In this, El Rey is a true Habsburg, an epigone of Joan the Mad who could not be separated from the coffin of her husband Philip the Fair; or of Charles V who, after abdicating and withdrawing to a monastery, was wont to have himself enclosed in a sarcophagus naked and swaddled in bandages, to listen to his own requiem mass. Philip II slept with his coffin by his bed, with the Crown of Spain surmounted by a skull; and, like his son, Philip IV, was wont to visit the crypt of the Escorial, sleeping every night in a different tomb.

Queen Maria Anna, too, is desperate. For her the one solution would be to become pregnant. If the Monarchy has an heir, there will at long last be some hope amidst its dark future prospects. Only a couple of years ago, the Queen underwent the special cures of a monk of the Order of Jerusalem who was granted free access to her apartments.

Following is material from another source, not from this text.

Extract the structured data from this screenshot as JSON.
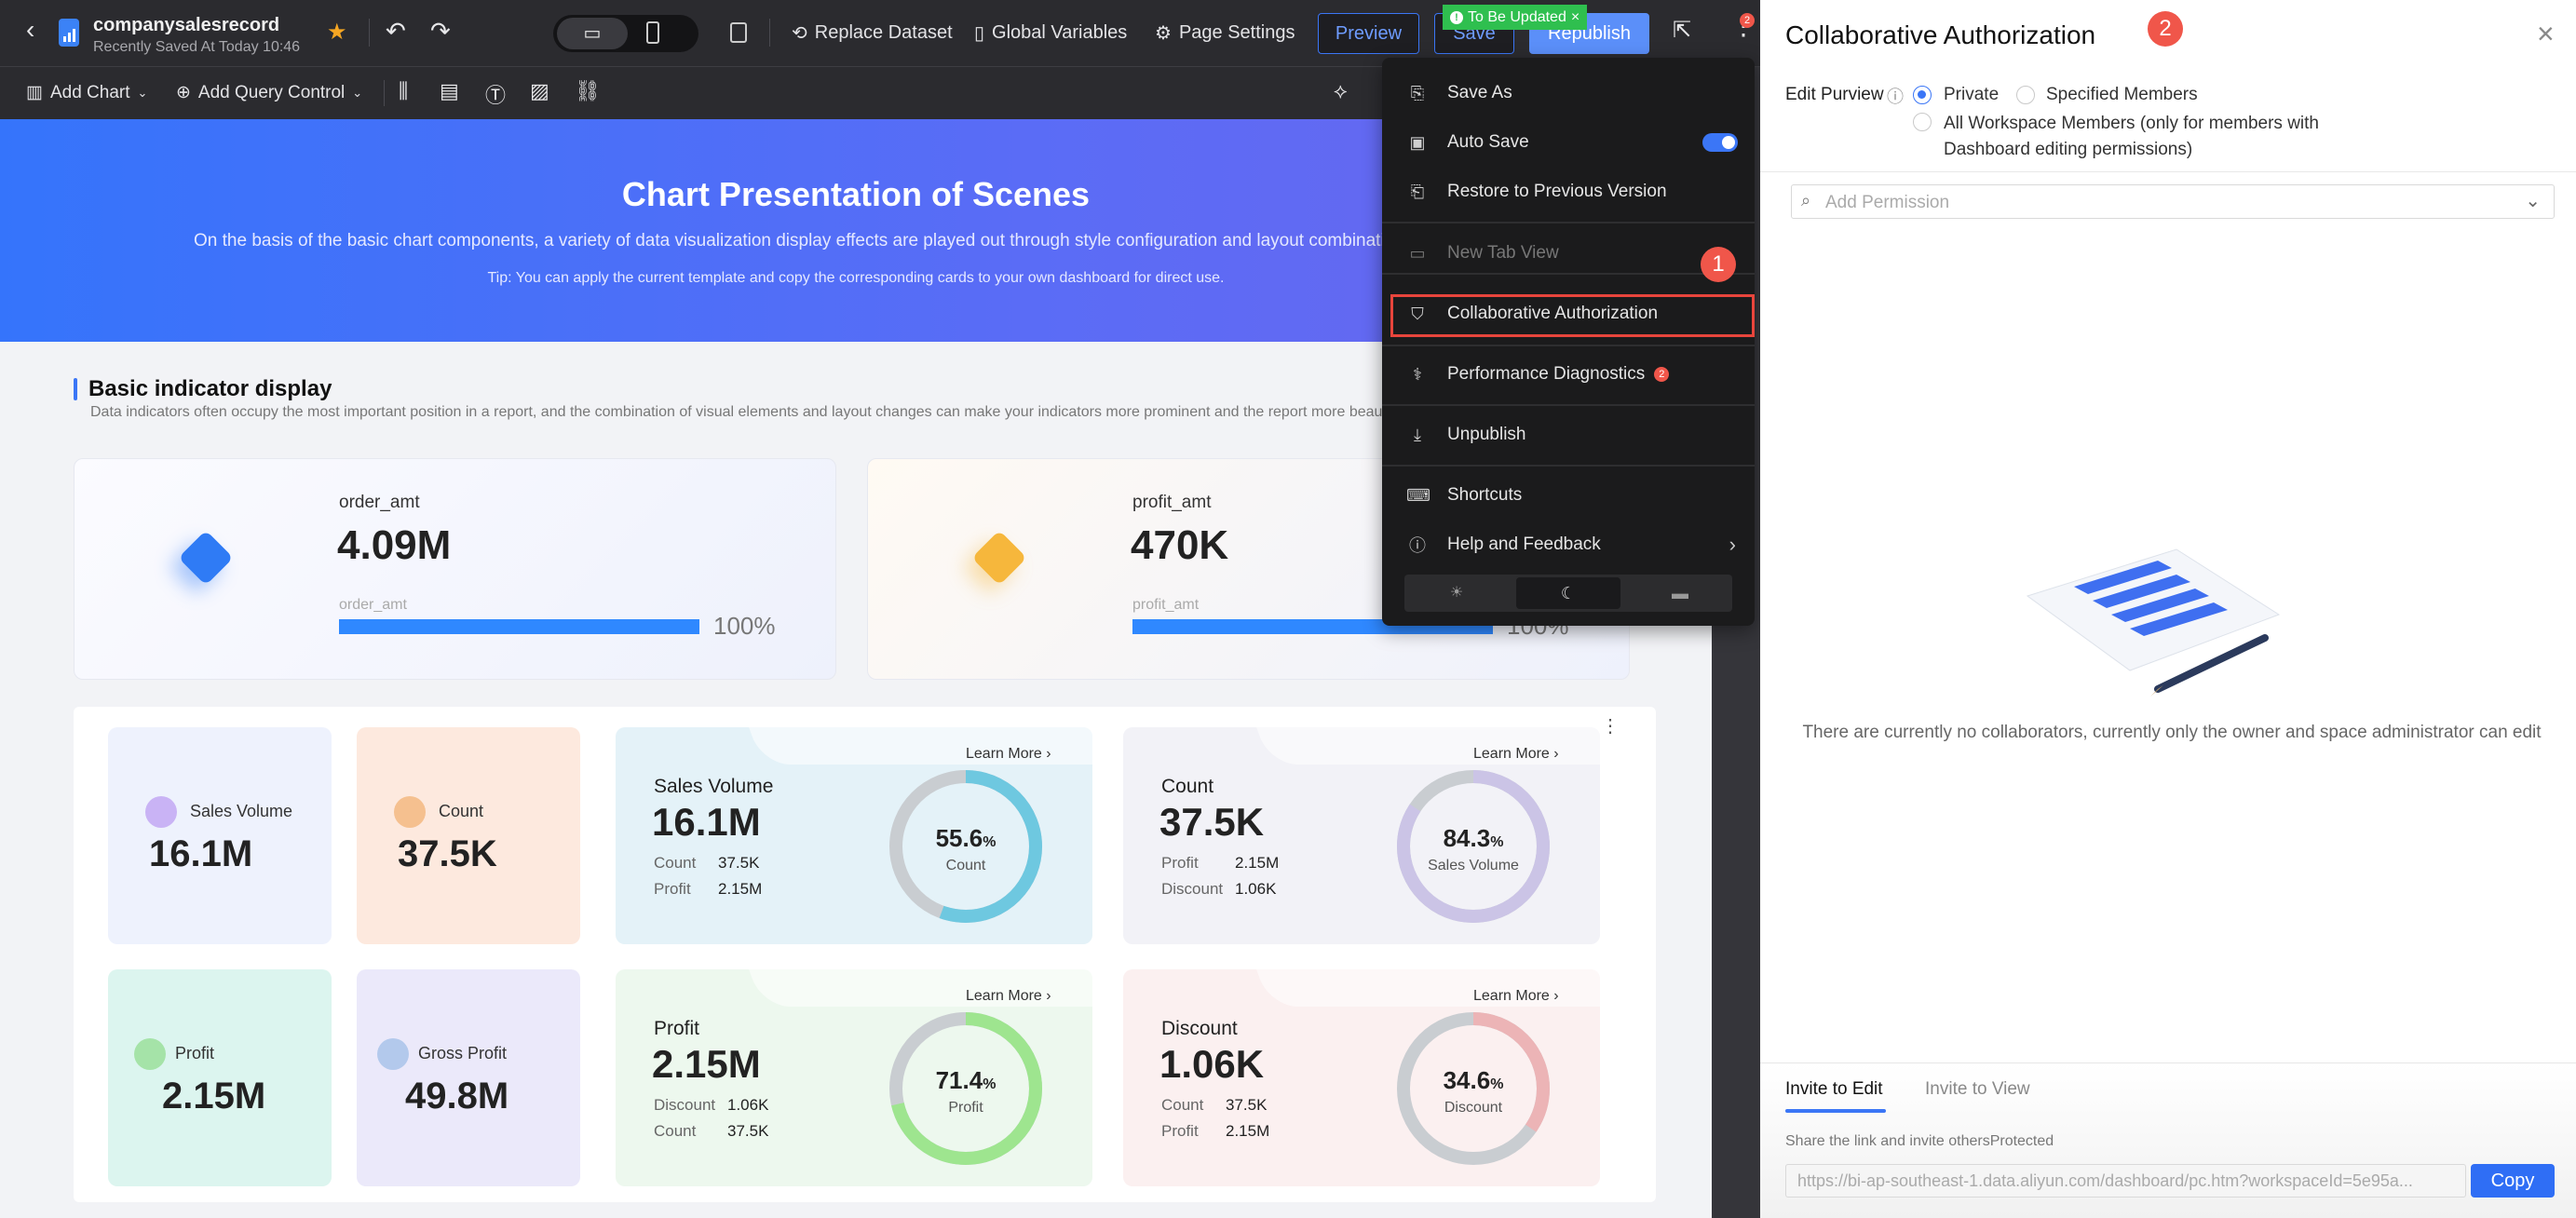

It was in fact never clear what these exercises against sterility may have involved. It has, however, come to light that the monk, in the ecstatic fervour of prayer, suddenly made a great leap into the air, whereupon the Queen, who lay under the bedclothes, took fright and in turn leapt out of bed. The ambiguous event caused such a stir at Court that the monk had to be sent away forthwith. No few persons insinuate that the Queen, in her frenetic desire to become pregnant, may have imposed upon her own body acts redolent of the most unrestrained concupiscence.

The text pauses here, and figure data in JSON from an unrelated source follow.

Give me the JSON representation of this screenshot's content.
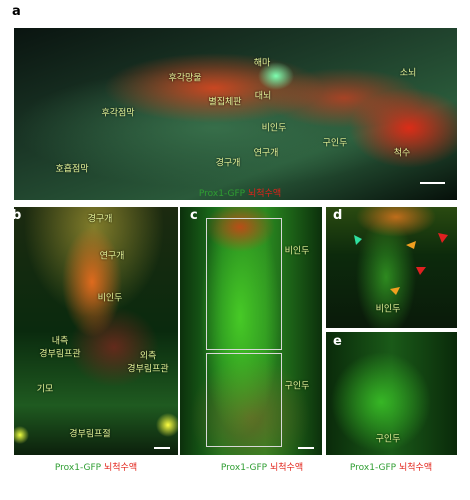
{
  "figure": {
    "panels": [
      {
        "label": "a",
        "annotations": [
          "해마",
          "대뇌",
          "후각망울",
          "별집체판",
          "후각점막",
          "소뇌",
          "비인두",
          "구인두",
          "척수",
          "경구개",
          "연구개",
          "호흡점막"
        ],
        "caption": {
          "marker": "Prox1-GFP",
          "tracer": "뇌척수액"
        }
      },
      {
        "label": "b",
        "annotations": [
          "경구개",
          "연구개",
          "비인두",
          "내측",
          "경부림프관",
          "외측",
          "경부림프관",
          "기모",
          "경부림프절"
        ],
        "caption": {
          "marker": "Prox1-GFP",
          "tracer": "뇌척수액"
        }
      },
      {
        "label": "c",
        "annotations": [
          "비인두",
          "구인두"
        ],
        "caption": {
          "marker": "Prox1-GFP",
          "tracer": "뇌척수액"
        }
      },
      {
        "label": "d",
        "annotations": [
          "비인두"
        ]
      },
      {
        "label": "e",
        "annotations": [
          "구인두"
        ],
        "caption": {
          "marker": "Prox1-GFP",
          "tracer": "뇌척수액"
        }
      }
    ]
  }
}
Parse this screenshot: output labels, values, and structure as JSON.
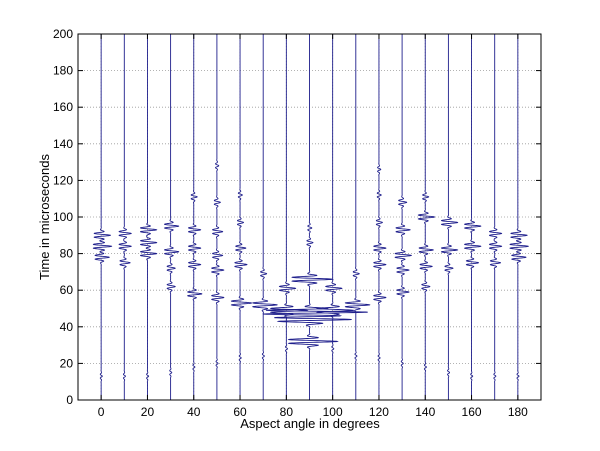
{
  "chart_data": {
    "type": "line",
    "title": "",
    "xlabel": "Aspect angle in degrees",
    "ylabel": "Time in microseconds",
    "xlim": [
      -10,
      190
    ],
    "ylim": [
      0,
      200
    ],
    "xticks": [
      0,
      20,
      40,
      60,
      80,
      100,
      120,
      140,
      160,
      180
    ],
    "yticks": [
      0,
      20,
      40,
      60,
      80,
      100,
      120,
      140,
      160,
      180,
      200
    ],
    "grid": true,
    "trace_color": "#1f1f8c",
    "traces": [
      {
        "angle": 0,
        "events": [
          {
            "t": 13,
            "a": 0.5
          },
          {
            "t": 78,
            "a": 3.5
          },
          {
            "t": 84,
            "a": 4.5
          },
          {
            "t": 90,
            "a": 4
          }
        ]
      },
      {
        "angle": 10,
        "events": [
          {
            "t": 13,
            "a": 0.5
          },
          {
            "t": 75,
            "a": 2.5
          },
          {
            "t": 84,
            "a": 3
          },
          {
            "t": 91,
            "a": 3
          }
        ]
      },
      {
        "angle": 20,
        "events": [
          {
            "t": 13,
            "a": 0.5
          },
          {
            "t": 80,
            "a": 4
          },
          {
            "t": 86,
            "a": 4
          },
          {
            "t": 93,
            "a": 4
          }
        ]
      },
      {
        "angle": 30,
        "events": [
          {
            "t": 15,
            "a": 0.5
          },
          {
            "t": 62,
            "a": 2
          },
          {
            "t": 72,
            "a": 2
          },
          {
            "t": 81,
            "a": 3.5
          },
          {
            "t": 95,
            "a": 3.5
          }
        ]
      },
      {
        "angle": 40,
        "events": [
          {
            "t": 18,
            "a": 0.5
          },
          {
            "t": 58,
            "a": 3.5
          },
          {
            "t": 74,
            "a": 3
          },
          {
            "t": 83,
            "a": 3
          },
          {
            "t": 93,
            "a": 3
          },
          {
            "t": 111,
            "a": 1.5
          }
        ]
      },
      {
        "angle": 50,
        "events": [
          {
            "t": 20,
            "a": 0.5
          },
          {
            "t": 56,
            "a": 3
          },
          {
            "t": 71,
            "a": 3
          },
          {
            "t": 79,
            "a": 2.5
          },
          {
            "t": 92,
            "a": 2.5
          },
          {
            "t": 108,
            "a": 1.5
          },
          {
            "t": 128,
            "a": 0.8
          }
        ]
      },
      {
        "angle": 60,
        "events": [
          {
            "t": 23,
            "a": 0.5
          },
          {
            "t": 53,
            "a": 5
          },
          {
            "t": 74,
            "a": 3
          },
          {
            "t": 83,
            "a": 2.5
          },
          {
            "t": 97,
            "a": 1.5
          },
          {
            "t": 112,
            "a": 1
          }
        ]
      },
      {
        "angle": 70,
        "events": [
          {
            "t": 24,
            "a": 0.5
          },
          {
            "t": 52,
            "a": 6
          },
          {
            "t": 69,
            "a": 1.5
          }
        ]
      },
      {
        "angle": 80,
        "events": [
          {
            "t": 28,
            "a": 0.5
          },
          {
            "t": 49,
            "a": 9
          },
          {
            "t": 61,
            "a": 4
          }
        ]
      },
      {
        "angle": 90,
        "events": [
          {
            "t": 32,
            "a": 12
          },
          {
            "t": 44,
            "a": 18
          },
          {
            "t": 48,
            "a": 25
          },
          {
            "t": 66,
            "a": 10
          },
          {
            "t": 86,
            "a": 1.5
          },
          {
            "t": 94,
            "a": 1
          }
        ]
      },
      {
        "angle": 100,
        "events": [
          {
            "t": 28,
            "a": 0.5
          },
          {
            "t": 49,
            "a": 9
          },
          {
            "t": 61,
            "a": 4
          }
        ]
      },
      {
        "angle": 110,
        "events": [
          {
            "t": 24,
            "a": 0.5
          },
          {
            "t": 52,
            "a": 6
          },
          {
            "t": 69,
            "a": 1.5
          }
        ]
      },
      {
        "angle": 120,
        "events": [
          {
            "t": 23,
            "a": 0.5
          },
          {
            "t": 56,
            "a": 3
          },
          {
            "t": 74,
            "a": 3
          },
          {
            "t": 83,
            "a": 3
          },
          {
            "t": 97,
            "a": 1.5
          },
          {
            "t": 112,
            "a": 1
          },
          {
            "t": 126,
            "a": 0.8
          }
        ]
      },
      {
        "angle": 130,
        "events": [
          {
            "t": 20,
            "a": 0.5
          },
          {
            "t": 59,
            "a": 3
          },
          {
            "t": 71,
            "a": 3
          },
          {
            "t": 79,
            "a": 4
          },
          {
            "t": 93,
            "a": 3.5
          },
          {
            "t": 108,
            "a": 2
          }
        ]
      },
      {
        "angle": 140,
        "events": [
          {
            "t": 18,
            "a": 0.5
          },
          {
            "t": 62,
            "a": 2
          },
          {
            "t": 73,
            "a": 3
          },
          {
            "t": 82,
            "a": 3.5
          },
          {
            "t": 100,
            "a": 4
          },
          {
            "t": 111,
            "a": 1.5
          }
        ]
      },
      {
        "angle": 150,
        "events": [
          {
            "t": 15,
            "a": 0.5
          },
          {
            "t": 72,
            "a": 2
          },
          {
            "t": 82,
            "a": 4
          },
          {
            "t": 97,
            "a": 4
          }
        ]
      },
      {
        "angle": 160,
        "events": [
          {
            "t": 13,
            "a": 0.5
          },
          {
            "t": 75,
            "a": 3
          },
          {
            "t": 84,
            "a": 4
          },
          {
            "t": 95,
            "a": 4
          }
        ]
      },
      {
        "angle": 170,
        "events": [
          {
            "t": 13,
            "a": 0.5
          },
          {
            "t": 75,
            "a": 2.5
          },
          {
            "t": 84,
            "a": 3
          },
          {
            "t": 91,
            "a": 3
          }
        ]
      },
      {
        "angle": 180,
        "events": [
          {
            "t": 13,
            "a": 0.5
          },
          {
            "t": 78,
            "a": 3.5
          },
          {
            "t": 84,
            "a": 4.5
          },
          {
            "t": 90,
            "a": 4
          }
        ]
      }
    ]
  }
}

Everything, alas, is possible. The Queen is weighed down by too much bitterness. Her soul, already sufferingfrom years of conjugal disappointment, is exasperated by the sinister and unsettling atmosphere that pervades the Court. Maria Anna needs sympathy; it is well known that she sends tormented letters to her German correspondents, in which she attempts to explain and justify the madness into which what was once the greatest and most feared Kingdom in the world has descended, becoming the object of universal pity and derision.

But she writes in vain. Suffering poisons her thoughts and makes her unable to express them in writing. It is said that she often confides by letter in the Landgrave of Hessen. The Landgrave, however, hesitates to answer her; from what one can gather, the Queen's letters are a meaningless nonsense, the product of a disturbed mind, in which verbs and subjects wander without rime or reason, like the possessed who go howling through the dark night of Madrid.

Here the Connestabilessa's report, which continues and expands upon the desolate picture of the wretched Catholic King, came to an end.

I tried again to find those two last letters, which the Abbot had evidently placed elsewhere. Why, I wondered, had he done that? Was he perhaps beginning to get wind of my incursions?

I looked briefly among Buvat's papers, but found nothing. Then I looked among his clothes. There I discovered a curious series of sheets of paper, carelessly folded and placed in the pockets of his breeches, each filled with a different letter. One sheet was full of the letter e, another of o's, yet another, the letter y, and finally, a page of l's and one of the letter R. Perplexed, I turned those pages over in my hands. They looked like the kind of exercises one does when learning to write. It was certainly no fine handwriting: the hand was heavy and uncertain. I laughed. It looked like some weird exercise undertaken by Melani's secretary in order to rid himself of the fumes of wine before returning to the Abbot's service. Such overindulgence was, indeed, not rare in those days in which not only the noble guests but those accompanying them were spoiled.

A little later, in a coat, I found without too much difficulty the two letters that I sought. I calmed down: perhaps the Abbot had simply handed them to Buvat to remind him to prepare an archive copy of the reply to the Connestabilessa before sending it. So I sat down to read.